Mandanti nascosti e versioni contraddittorie: un quadro ancora da decifrare
Non è un caso che Massimo Lovati e l’intera difesa di Andrea Sempio puntino il dito contro presunti mandanti nascosti, contro versioni troppo spesso altalenanti e contraddittorie. Quella che sembrava una verità stabilita in sentenza si sfalda davanti a nuovi elementi: tempistiche anomale, particolari trascurati, e un contesto sociale e familiare complesso.
Per l’avvocato, le quattro ore dopo il delitto sono la chiave per capire chi abbia realmente orchestrato l’omicidio. La “sceneggiata” di Stasi sul ritrovamento del corpo, con versioni che mutano dall’essere viva a morta, diventa un elemento che non può essere ignorato.

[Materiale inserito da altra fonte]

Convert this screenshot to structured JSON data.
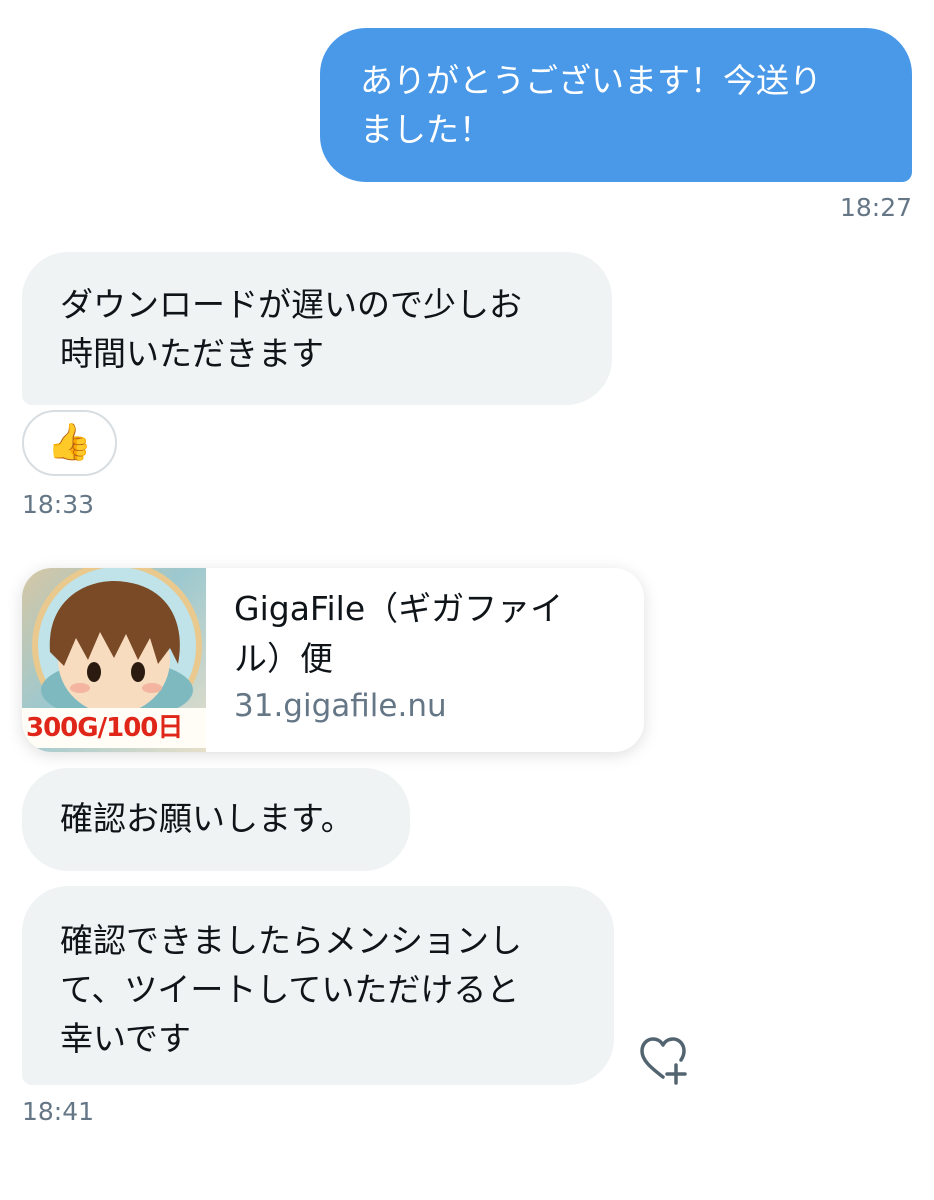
{
  "messages": {
    "sent_1": {
      "text": "ありがとうございます！今送り\nました！",
      "time": "18:27"
    },
    "received_1": {
      "text": "ダウンロードが遅いので少しお\n時間いただきます",
      "time": "18:33",
      "reaction": "👍"
    },
    "link_card": {
      "title": "GigaFile（ギガファイ\nル）便",
      "domain": "31.gigafile.nu",
      "thumb_banner": "300G/100日"
    },
    "received_2": {
      "text": "確認お願いします。"
    },
    "received_3": {
      "text": "確認できましたらメンションし\nて、ツイートしていただけると\n幸いです",
      "time": "18:41"
    }
  },
  "icons": {
    "reaction": "thumbs-up-icon",
    "like": "heart-plus-icon"
  },
  "colors": {
    "sent_bubble": "#4a99e9",
    "received_bubble": "#eff3f4",
    "timestamp": "#657786"
  }
}
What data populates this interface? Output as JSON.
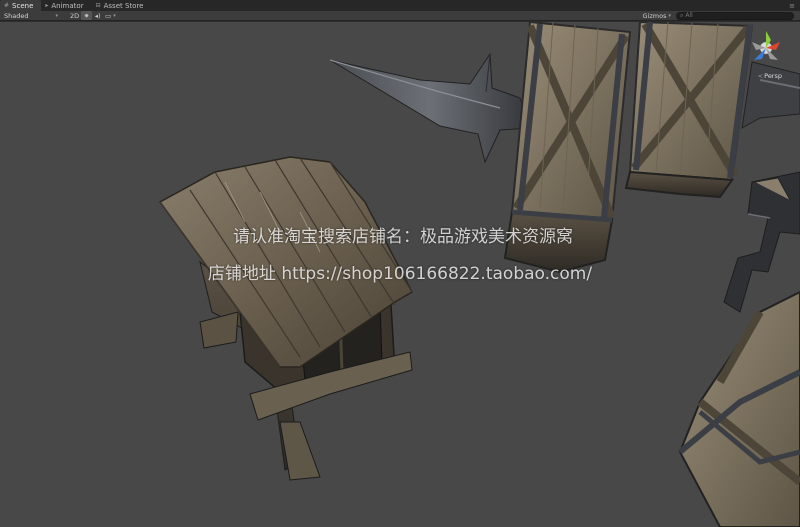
{
  "tabs": [
    {
      "label": "Scene",
      "icon": "scene-icon",
      "active": true
    },
    {
      "label": "Animator",
      "icon": "animator-icon",
      "active": false
    },
    {
      "label": "Asset Store",
      "icon": "asset-store-icon",
      "active": false
    }
  ],
  "toolbar": {
    "shading_mode": "Shaded",
    "mode_2d": "2D",
    "gizmos_label": "Gizmos",
    "search_placeholder": "All"
  },
  "scene_gizmo": {
    "projection": "Persp",
    "axis_colors": {
      "x": "#e0452f",
      "y": "#8ccf3a",
      "z": "#3b7bd8"
    }
  },
  "watermark": {
    "line1": "请认准淘宝搜索店铺名：极品游戏美术资源窝",
    "line2": "店铺地址 https://shop106166822.taobao.com/"
  },
  "colors": {
    "viewport_bg": "#484848",
    "toolbar_bg": "#3c3c3c",
    "tabbar_bg": "#272727"
  }
}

Il vero assassino, denuncia Lovati, non è chi appare ovvio alla prima vista, e dietro quella maschera potrebbe celarsi una mano più oscura e capace.
La ricerca della verità continua tra dolore e speranza
Dopo quasi due decenni, Garlasco è ancora intrappolata in un limbo di dolore, sospetti e dubbi. Da una parte c’è la famiglia Poggi che chiede giustizia, dall’altra la famiglia Sempio, stremata dalle accuse ingiuste e dal peso di una vicenda che si è fatta troppo grande per qualunque individuo. Intorno, una comunità che ha visto spezzarsi un equilibrio, un’Italia che segue con tenacia sporadica ma appassionata una delle storie più oscure e intricate della cronaca nera moderna.
Nel mezzo rimangono le parole di Lovati, il dolore di Daniela e Giuseppe Sempio, e la speranza che la giustizia, questa volta, sappia andare oltre le apparenze e sciogliere finalmente il nodo di una tragedia tanto complessa quanto dolorosa per tutti.